Un jour, un policier m'a
dit que parmi les individus dangereux il ne craignait rien plus
physiquement que les drogués en manque. « Ce sont les plus
dangereux », m'a-t-il dit.
Chaque année des
centaines de femmes meurent assassinées par leur conjoint ou ex
conjoint ou homme qui les courtisait. Les assassins ont les profils
les plus divers et se suicident souvent une fois leur crime accompli.
Quelle est l'origine précise de cette hécatombe ? Mieux la
connaître permettrait de prévenir et éviter au moins une partie de
ces meurtres.
Il y a quelques années
la femme qui était ma compagne me quitte. Quelques temps plus tard
je suis chez elle pour récupérer des affaires à moi. Je suis
ravagé intérieurement mais accepte cette situation. Après tout,
mon ex compagne a parfaitement le droit de me quitter et choisir de
faire sa vie autrement qu'avec moi. Je ne cherche pas à contester
son choix, dont je souffre.
Il s'est passé alors un
très bref incident très troublant et bizarre. J'étais pas loin de
mon ex. J'étais triste. Elle, pour un motif que j'ai oublié, mais
qui n'avait pas d'importance particulière, s'est trouvée à un
moment joyeuse et franchement très gaie. J'étais debout et tenais
dans ma main droite un objet assez lourd et dur. Et soudain l'envie
claire, nette, ouverte et précise m'a traversé l'esprit de
fracasser la tête de mon ex avec cet objet. J'ai été surpris
d'avoir une pareille pensée, un tel désir même une fraction de
temps extrêmement bref, mais largement suffisante pour mettre cette
folie à exécution. J'ajoute que je suis absolument non violent et
n'ai jamais de ma vie frappé ou insulté quelqu'un. Une telle
impulsion criminelle est vraiment aux antipodes de ce que je suis et
ai toujours été. J'ai aussitôt contré cette pensée par une
autre, apaisante : « je ne suis pas quelqu'un qui se
conduit comme ça. » La pensée méchante est partie et n'est
pas revenue. Mais elle m'a donné une vision précise des auteurs de
crimes passionnels, qu'on nomme à présent « féminicides ».

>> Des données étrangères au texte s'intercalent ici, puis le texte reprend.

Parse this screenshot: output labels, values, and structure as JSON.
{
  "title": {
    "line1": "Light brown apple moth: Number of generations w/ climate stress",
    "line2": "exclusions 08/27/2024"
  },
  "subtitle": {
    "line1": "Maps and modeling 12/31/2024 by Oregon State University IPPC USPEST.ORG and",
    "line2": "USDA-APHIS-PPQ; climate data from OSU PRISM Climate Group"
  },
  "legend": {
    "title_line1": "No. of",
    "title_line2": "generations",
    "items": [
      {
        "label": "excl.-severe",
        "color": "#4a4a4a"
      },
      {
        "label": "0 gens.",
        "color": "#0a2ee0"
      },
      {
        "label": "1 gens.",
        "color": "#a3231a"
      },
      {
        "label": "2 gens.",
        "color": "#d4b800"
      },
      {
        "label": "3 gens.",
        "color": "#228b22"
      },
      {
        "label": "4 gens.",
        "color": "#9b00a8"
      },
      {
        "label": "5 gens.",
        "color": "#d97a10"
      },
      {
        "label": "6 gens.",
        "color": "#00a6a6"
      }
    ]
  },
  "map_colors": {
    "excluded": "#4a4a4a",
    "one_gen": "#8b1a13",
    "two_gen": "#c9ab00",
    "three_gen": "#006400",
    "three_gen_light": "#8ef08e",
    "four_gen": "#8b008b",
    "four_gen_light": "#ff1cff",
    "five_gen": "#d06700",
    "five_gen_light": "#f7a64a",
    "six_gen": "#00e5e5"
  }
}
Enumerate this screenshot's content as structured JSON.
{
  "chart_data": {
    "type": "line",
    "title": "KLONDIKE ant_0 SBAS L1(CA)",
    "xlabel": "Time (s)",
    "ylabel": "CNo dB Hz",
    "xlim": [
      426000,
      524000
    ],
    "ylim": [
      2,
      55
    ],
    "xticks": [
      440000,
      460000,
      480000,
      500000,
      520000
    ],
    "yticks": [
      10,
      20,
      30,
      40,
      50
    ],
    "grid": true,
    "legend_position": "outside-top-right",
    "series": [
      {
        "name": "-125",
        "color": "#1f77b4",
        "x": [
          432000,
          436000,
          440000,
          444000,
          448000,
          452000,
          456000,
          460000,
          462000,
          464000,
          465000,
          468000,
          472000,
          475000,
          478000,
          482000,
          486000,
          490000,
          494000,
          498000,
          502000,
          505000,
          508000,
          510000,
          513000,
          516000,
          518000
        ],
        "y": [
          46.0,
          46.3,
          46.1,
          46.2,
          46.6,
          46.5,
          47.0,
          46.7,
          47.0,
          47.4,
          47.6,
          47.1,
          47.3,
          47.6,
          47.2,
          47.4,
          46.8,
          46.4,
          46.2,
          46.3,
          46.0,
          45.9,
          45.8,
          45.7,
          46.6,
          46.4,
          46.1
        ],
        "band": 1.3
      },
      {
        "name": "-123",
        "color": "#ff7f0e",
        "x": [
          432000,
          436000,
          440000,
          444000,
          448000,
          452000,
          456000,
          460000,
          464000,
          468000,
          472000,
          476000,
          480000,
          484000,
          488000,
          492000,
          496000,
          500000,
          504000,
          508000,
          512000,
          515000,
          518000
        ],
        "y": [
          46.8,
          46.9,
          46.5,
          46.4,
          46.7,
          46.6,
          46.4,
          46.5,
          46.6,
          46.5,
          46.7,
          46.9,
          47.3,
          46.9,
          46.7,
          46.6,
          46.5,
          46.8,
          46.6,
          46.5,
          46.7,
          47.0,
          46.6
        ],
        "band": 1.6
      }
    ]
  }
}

Cet incident m'a tellement troublé que jusqu'à aujourd'hui je
n'avais pas osé en parler. J'en avais même honte. Quand cet
incident est arrivé, si j'avais été violent, alcoolique, drogué,
aurais-je hésité à suivre cette impulsion criminelle ?
Peut-être pas et je serais devenu un criminel. Comme je suis
quelqu'un de très pacifique qui a néanmoins eu cette pensée folle,
ça signifie à mon avis certainement une chose. Un tel comportement
criminel subit peut affecter à l'occasion des personnes
habituellement très pacifiques.
Très souvent, après
avoir commis leur crime, les auteurs de féminicides se donnent la
mort. Je n'avais pas commis ce crime. Mais par la suite, et durant
des mois, j'ai été harcelé par l'idée suicidaire. J'ai résisté
à cette autre folie. Mon médecin traitant m'a aidé par son écoute.
Et puis, au bout d'une année entière, la tentation suicidaire s'est
évaporée, comme si elle n'avait jamais été là.
Ces conséquences vécues
d'une rupture m'interpellent. Il ne s'agit pas d'un état conscient,
mais d'autre chose. Je ne prétends pas ici pour autant excuser ou
justifier les assassins, mais analyser leurs motivations. En
connaissant mieux la forme et le fonctionnement exact de leur
démarche criminelle, on trouvera peut-être des éléments
permettant de réduire le nombre de victimes. On appelle cette
démarche en langage scientifique « profilage ». On
profile les criminels.
La base de la démarche
criminelle serait ici le manque d'endorphines. Cette drogue naturelle
est auto-produite chez un homme au contact d'une femme. Il en est
subitement privé. Alors sa réaction devient sanguinaire. Rappelons
la pensée du policier citée au commencement de cette page. Le
drogué en manque est le plus dangereux de tous les individus
dangereux. Il est ici dangereux pour la femme au contact de laquelle
il s’auto-droguait et pour lui-même. Cette constatation concernant
la réaction au manque subit d'endorphines aidera-t-elle à limiter
demain le nombre de victimes ? Je l'espère. Une campagne de
prévention des féminicides devrait en tous cas en tenir compte.